Personal information
- Full name: Milly Isabelle Boughton
- Date of birth: 3 February 2006 (age 20)
- Place of birth: South London, England
- Position: Midfielder

Team information
- Current team: Hibernian
- Number: 7

Youth career
- –2022: Football NSW Institute
- 2022: West Ham United

Senior career*
- Years: Team / Apps / (Gls)
- 2022–2023: West Ham United / 0 / (0)
- 2023–2024: Tottenham Hotspur / 0 / (0)
- 2023–2024: → Ipswich Town (loan)
- 2024–2025: Arsenal / 0 / (0)
- 2025–: Hibernian / 6 / (0)
- 2026–: → Motherwell (loan) / 3 / (4)

International career^{‡}
- 2023–: Australia U20 / 8 / (0)
- 2024–: Australia U23 / 2 / (0)

= Milly Boughton =

Soccer player (born 2006)

Milly Isabelle Boughton (born 3 February 2006) is a professional soccer player who plays as a midfielder for the Scottish Women's Premier League (SWPL) club Motherwell, on loan from Hibernian. Born in England, she represents Australia at an under-20 and an under-23 international. She is regarded as an emerging young talent.

==Early life==
Boughton was born on 3 February 2006 in South London. She moved to New South Wales when she was two years old. When she was 12 years old, her younger brother Jack was born.

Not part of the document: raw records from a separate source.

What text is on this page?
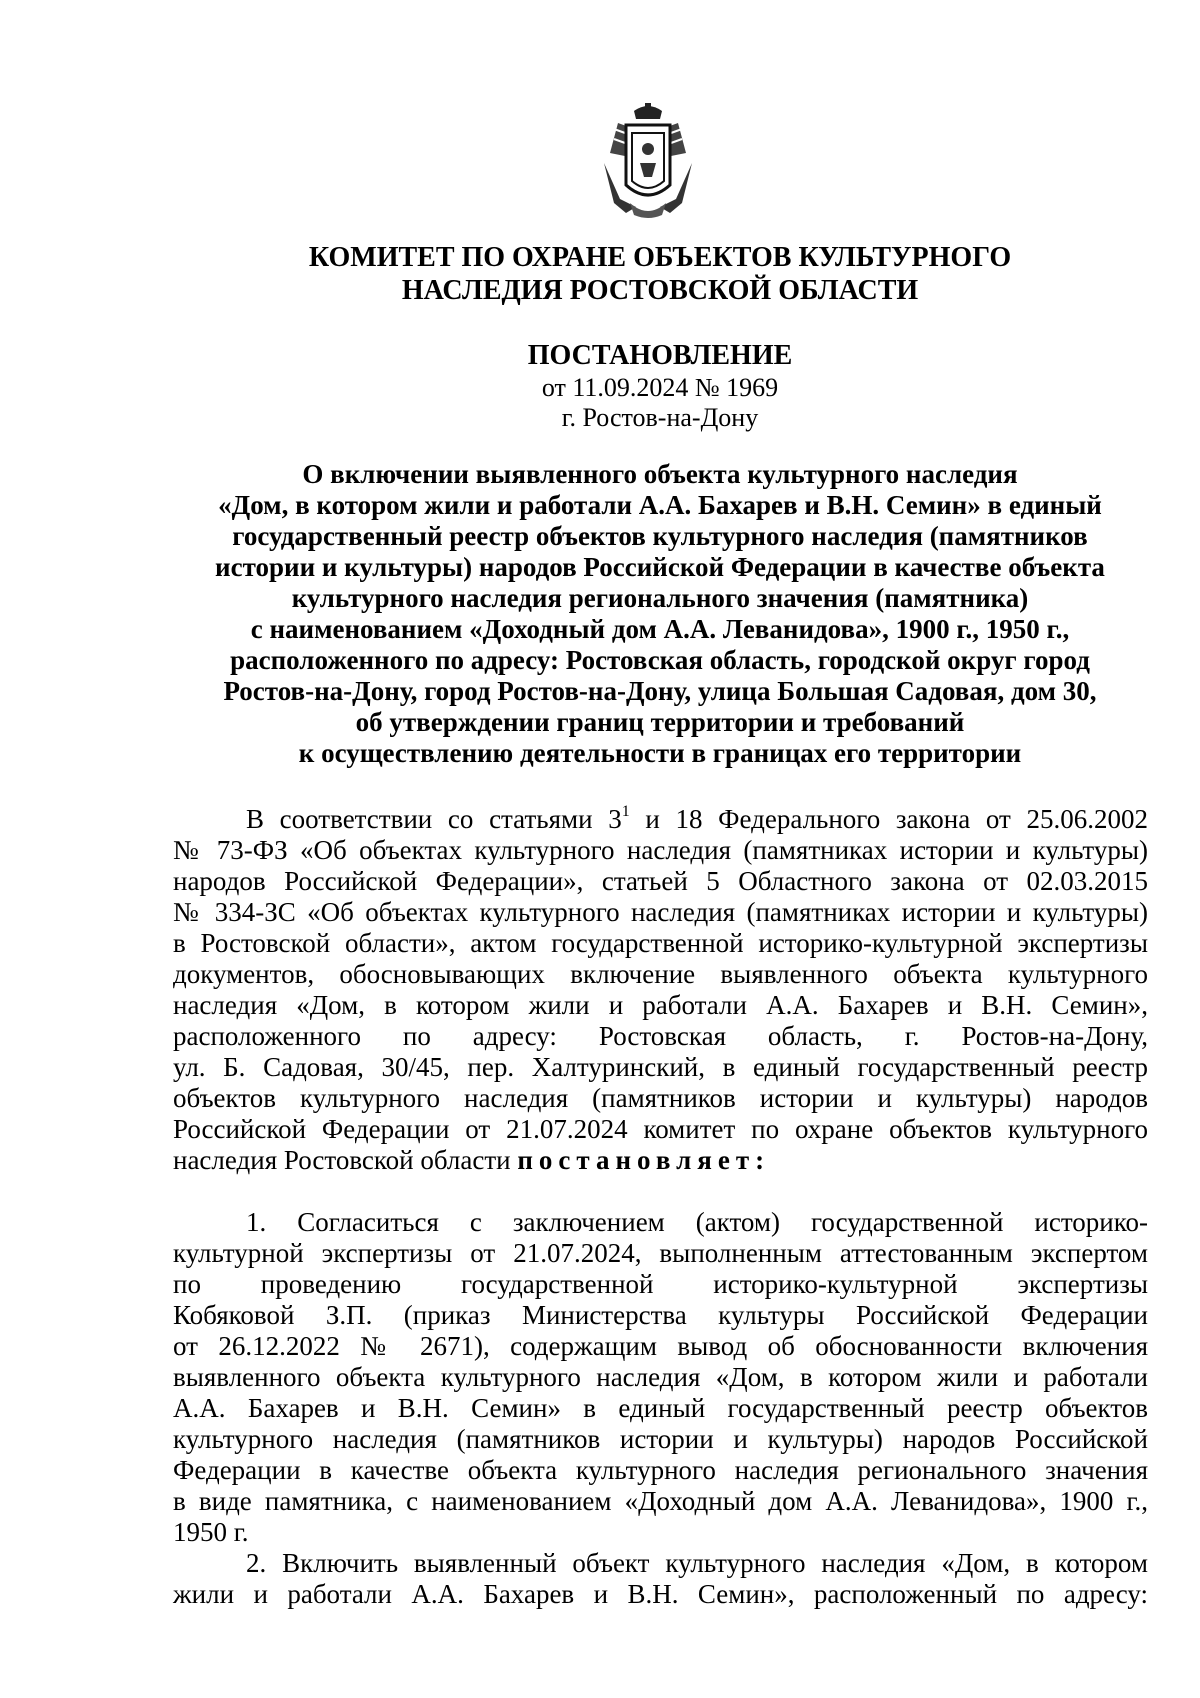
КОМИТЕТ ПО ОХРАНЕ ОБЪЕКТОВ КУЛЬТУРНОГО
НАСЛЕДИЯ РОСТОВСКОЙ ОБЛАСТИ
ПОСТАНОВЛЕНИЕ
от 11.09.2024 № 1969
г. Ростов-на-Дону
О включении выявленного объекта культурного наследия
«Дом, в котором жили и работали А.А. Бахарев и В.Н. Семин» в единый
государственный реестр объектов культурного наследия (памятников
истории и культуры) народов Российской Федерации в качестве объекта
культурного наследия регионального значения (памятника)
с наименованием «Доходный дом А.А. Леванидова», 1900 г., 1950 г.,
расположенного по адресу: Ростовская область, городской округ город
Ростов-на-Дону, город Ростов-на-Дону, улица Большая Садовая, дом 30,
об утверждении границ территории и требований
к осуществлению деятельности в границах его территории
В соответствии со статьями $3^1$ и 18 Федерального закона от 25.06.2002
№ 73-ФЗ «Об объектах культурного наследия (памятниках истории и культуры)
народов Российской Федерации», статьей 5 Областного закона от 02.03.2015
№ 334-ЗС «Об объектах культурного наследия (памятниках истории и культуры)
в Ростовской области», актом государственной историко-культурной экспертизы
документов, обосновывающих включение выявленного объекта культурного
наследия «Дом, в котором жили и работали А.А. Бахарев и В.Н. Семин»,
расположенного по адресу: Ростовская область, г. Ростов-на-Дону,
ул. Б. Садовая, 30/45, пер. Халтуринский, в единый государственный реестр
объектов культурного наследия (памятников истории и культуры) народов
Российской Федерации от 21.07.2024 комитет по охране объектов культурного
наследия Ростовской области постановляет:
1. Согласиться с заключением (актом) государственной историко-
культурной экспертизы от 21.07.2024, выполненным аттестованным экспертом
по проведению государственной историко-культурной экспертизы
Кобяковой З.П. (приказ Министерства культуры Российской Федерации
от 26.12.2022 № 2671), содержащим вывод об обоснованности включения
выявленного объекта культурного наследия «Дом, в котором жили и работали
А.А. Бахарев и В.Н. Семин» в единый государственный реестр объектов
культурного наследия (памятников истории и культуры) народов Российской
Федерации в качестве объекта культурного наследия регионального значения
в виде памятника, с наименованием «Доходный дом А.А. Леванидова», 1900 г.,
1950 г.
2. Включить выявленный объект культурного наследия «Дом, в котором
жили и работали А.А. Бахарев и В.Н. Семин», расположенный по адресу:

Boughton has always been passionate about soccer, education and family. She attended Westfields Sports High School in the Greater Western Sydney suburb of Fairfield West and played for the Football NSW Institute. This was until she moved back to London for family reasons, where she trialled for West Ham United. She was later selected by Tottenham Hotspur to play for their academy.

==Club career==

===West Ham United===
After moving back to London in 2022, Boughton trialled for West Ham United. Initially training with the under-21s, she eventually began training with the first team. In her first season at the club's academy, she scored eight goals in 12 matches.

===Tottenham Hotspur===
In 2023, Boughton was selected to play for Tottenham Hotspur, where she was an academy player but gradually started to train with the first team.

Boughton made her debut for Tottenham's first team on 22 November 2023, when she was substituted on in the 78th minute of Tottenham's 3–0 victory at home over Bristol City in the 2023–24 Women's League Cup.

===Ipswich Town===
In 2024, Boughton joined Ipswich Town from Tottenham Hotspur on dual registration, alongside fellow Tottenham midfielder Elkie Bowyer.

===Arsenal===
In 2024, after returning from her loan spell at Ipswich Town, Boughton joined Tottenham Hotspur's arch-rivals Arsenal. She played for the Arsenal Academy for just one season. She did not train with the senior team, but became the fourth Australian at the club, with senior Matildas Steph Catley, Kyra Cooney-Cross and Caitlin Foord already playing for the North London side. Boughton left Arsenal at the end of the 2024-25 season, after winning the PGA Under-21 League One Division and PGA Under-21 South Division with the Young Gunners side.

=== Hiberian ===
On 3 September 2025, it was announced that Boughton had signed a two-year contract, her first professional contract, with Scottish Women's Premier League (SWPL) 2024–25 champions Hibernian Women.

===Motherwell===
During the 2025–26 season, Boughton went on loan to Motherwell until the end of the season.

==International career==
Boughton has represented Australia as a youth international at both an under-20 and under-23 level. She was first called up in 2023 for qualifiers for the 2024 AFC U-20 Women's Asian Cup, before eventually making the 25-player squad for the tournament in Uzbekistan, where Australia finished third.